Na een eerste Russische controlepost moeten we 15 km verder. De weg is asfalt en leidt ons naar diensten van Rusland. Eerst betalen om de wagen te ontsmetten en dan… wachten. Het is 12u35 en de grens is gesloten tot 14 uur. Ter informatie de grens is slechts open van 9 to 12 en van 14 tot 17 uur, op zondag is hij gesloten.

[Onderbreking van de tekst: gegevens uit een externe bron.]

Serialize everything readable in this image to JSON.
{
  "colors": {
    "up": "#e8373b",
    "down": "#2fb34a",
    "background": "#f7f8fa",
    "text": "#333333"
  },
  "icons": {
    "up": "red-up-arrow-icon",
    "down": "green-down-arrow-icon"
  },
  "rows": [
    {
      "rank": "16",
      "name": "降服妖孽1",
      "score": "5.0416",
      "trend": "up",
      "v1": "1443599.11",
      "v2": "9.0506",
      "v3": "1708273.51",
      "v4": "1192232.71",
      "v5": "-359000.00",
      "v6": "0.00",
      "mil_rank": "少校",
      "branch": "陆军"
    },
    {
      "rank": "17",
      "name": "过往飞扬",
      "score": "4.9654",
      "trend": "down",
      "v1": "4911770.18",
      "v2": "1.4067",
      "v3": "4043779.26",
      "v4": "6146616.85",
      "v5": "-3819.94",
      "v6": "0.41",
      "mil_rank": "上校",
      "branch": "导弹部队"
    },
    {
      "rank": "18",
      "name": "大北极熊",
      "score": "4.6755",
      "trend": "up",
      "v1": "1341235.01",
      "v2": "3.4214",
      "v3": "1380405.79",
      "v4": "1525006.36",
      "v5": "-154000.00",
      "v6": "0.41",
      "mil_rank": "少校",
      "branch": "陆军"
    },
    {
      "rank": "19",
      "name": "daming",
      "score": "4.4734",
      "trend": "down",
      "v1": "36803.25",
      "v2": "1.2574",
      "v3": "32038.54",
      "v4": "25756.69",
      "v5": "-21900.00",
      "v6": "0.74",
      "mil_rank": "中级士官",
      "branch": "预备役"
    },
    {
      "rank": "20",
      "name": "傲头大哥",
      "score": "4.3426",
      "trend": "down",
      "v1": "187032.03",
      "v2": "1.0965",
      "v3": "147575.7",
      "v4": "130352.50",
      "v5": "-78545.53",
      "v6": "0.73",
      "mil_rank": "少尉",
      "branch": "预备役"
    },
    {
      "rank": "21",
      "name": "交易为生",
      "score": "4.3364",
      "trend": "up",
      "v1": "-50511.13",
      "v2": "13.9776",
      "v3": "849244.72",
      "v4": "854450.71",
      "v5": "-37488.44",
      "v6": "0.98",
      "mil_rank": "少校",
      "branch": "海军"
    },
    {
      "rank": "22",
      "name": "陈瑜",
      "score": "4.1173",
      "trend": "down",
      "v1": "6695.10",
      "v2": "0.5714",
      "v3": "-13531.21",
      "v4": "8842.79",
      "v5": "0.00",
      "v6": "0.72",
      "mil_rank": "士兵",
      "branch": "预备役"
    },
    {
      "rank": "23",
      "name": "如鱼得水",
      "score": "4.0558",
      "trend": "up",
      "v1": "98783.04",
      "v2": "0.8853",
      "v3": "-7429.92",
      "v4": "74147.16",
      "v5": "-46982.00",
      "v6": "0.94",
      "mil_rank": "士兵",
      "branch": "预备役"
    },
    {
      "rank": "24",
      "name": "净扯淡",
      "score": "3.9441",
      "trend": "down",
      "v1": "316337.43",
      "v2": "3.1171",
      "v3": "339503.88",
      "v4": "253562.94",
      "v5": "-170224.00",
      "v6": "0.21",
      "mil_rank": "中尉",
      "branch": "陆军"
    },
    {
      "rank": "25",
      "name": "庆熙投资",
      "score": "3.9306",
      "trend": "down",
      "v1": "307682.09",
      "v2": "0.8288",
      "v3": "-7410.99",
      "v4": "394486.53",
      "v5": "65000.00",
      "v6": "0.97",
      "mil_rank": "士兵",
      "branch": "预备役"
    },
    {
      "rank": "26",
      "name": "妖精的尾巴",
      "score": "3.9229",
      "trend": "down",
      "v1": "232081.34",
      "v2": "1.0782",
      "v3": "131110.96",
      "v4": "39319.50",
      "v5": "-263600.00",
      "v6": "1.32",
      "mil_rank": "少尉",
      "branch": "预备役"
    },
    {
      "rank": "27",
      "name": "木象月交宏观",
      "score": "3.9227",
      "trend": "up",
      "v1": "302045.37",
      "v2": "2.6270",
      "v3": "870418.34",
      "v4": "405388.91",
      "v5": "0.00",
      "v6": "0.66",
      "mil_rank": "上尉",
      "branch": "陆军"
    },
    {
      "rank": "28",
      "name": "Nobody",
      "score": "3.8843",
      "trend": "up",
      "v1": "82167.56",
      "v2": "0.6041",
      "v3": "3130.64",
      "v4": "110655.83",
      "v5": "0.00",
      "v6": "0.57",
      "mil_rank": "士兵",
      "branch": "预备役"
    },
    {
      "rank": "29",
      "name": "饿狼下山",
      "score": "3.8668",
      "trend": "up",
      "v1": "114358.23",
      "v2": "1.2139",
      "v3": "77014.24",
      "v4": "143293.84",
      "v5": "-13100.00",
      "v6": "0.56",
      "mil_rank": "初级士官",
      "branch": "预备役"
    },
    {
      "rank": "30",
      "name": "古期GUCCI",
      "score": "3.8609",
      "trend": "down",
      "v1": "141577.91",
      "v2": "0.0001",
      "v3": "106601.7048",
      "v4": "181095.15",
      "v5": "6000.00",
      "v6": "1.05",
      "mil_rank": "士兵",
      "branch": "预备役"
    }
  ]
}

De rustpauze heeft wat langer geduurd en om 14 u 06 wordt het hekken opengezwaaid en mogen we binnen. Vijf minuten later komt de vrouwelijke politiebeambte pas in haar loket en vraagt stuurs naar onze paspoorten en de autopas. De rest van het personeel is heel wat vriendelijker. Ze zijn benieuwd over onze expeditie en staan met zijn allen om de FJ naar de wereldkaart op de deuren te kijken. |
|
Het mooie en ruwe Altai gebergte |
Geen uur later zijn we definitief op Russische bodem. De weg is nog steeds asfalt, er zijn wegmarkeringen en er zijn signalisatieborden. Na al die weken rondgereden te hebben in een land zonder enige signalisatie is dat erg opvallend.
Hoe verder we rijden hoe meer we het gevoel krijgen een beetje thuis te komen. De huisjes in de dorpjes zijn nog wel opgetrokken in hout maar we zien geen Gers meer en de wagens zijn iets nieuwer maar ook overwegend tweedehands uit Japan met het stuur rechts.
Het landschap wordt ook compleet anders. Grote rotsformaties en naarmate we vorderen hoge bergen die een steeds nauwere kloof vormen. Het is koud, slechts 6° en het ziet ernaar uit dat het gaat regenen. Plots is er metaalgeklapper te horen op het bagagerek. Ik stop en moet vaststellen dat we twee van onze drie Jerry cans missen. Alleen de riem hangt nog aan de staven van het bagagerek. 22.000 km op soms archieslechte wegen zijn ze blijven staan en nu op gladde weg… Ik vermoed dat de lage temperatuur de plastiek bussen heeft doen krimpen en de druk binnenin doen verminderen zodat ze minder klemden tussen de spanbanden. Ze zijn nu een leuke aanwinst voor de vinder. |
|
We reden over een heuse hangbrug |
Voor meer foto's over het Altai gebergte klik hier |
Door de Altai.
De Republiek Altai is niet groot (92.600 km²) en telt maar een goede 200.000 inwoners. Het is een bergachtig gebied in het midden van Azië. 7.000 meren en 60.000 km waterlopen en ruwe bergen met diepe en smalle kloven. Er is een continue seismische activiteit. De gemiddelde jaartemperatuur +1 tot -6,7 °C.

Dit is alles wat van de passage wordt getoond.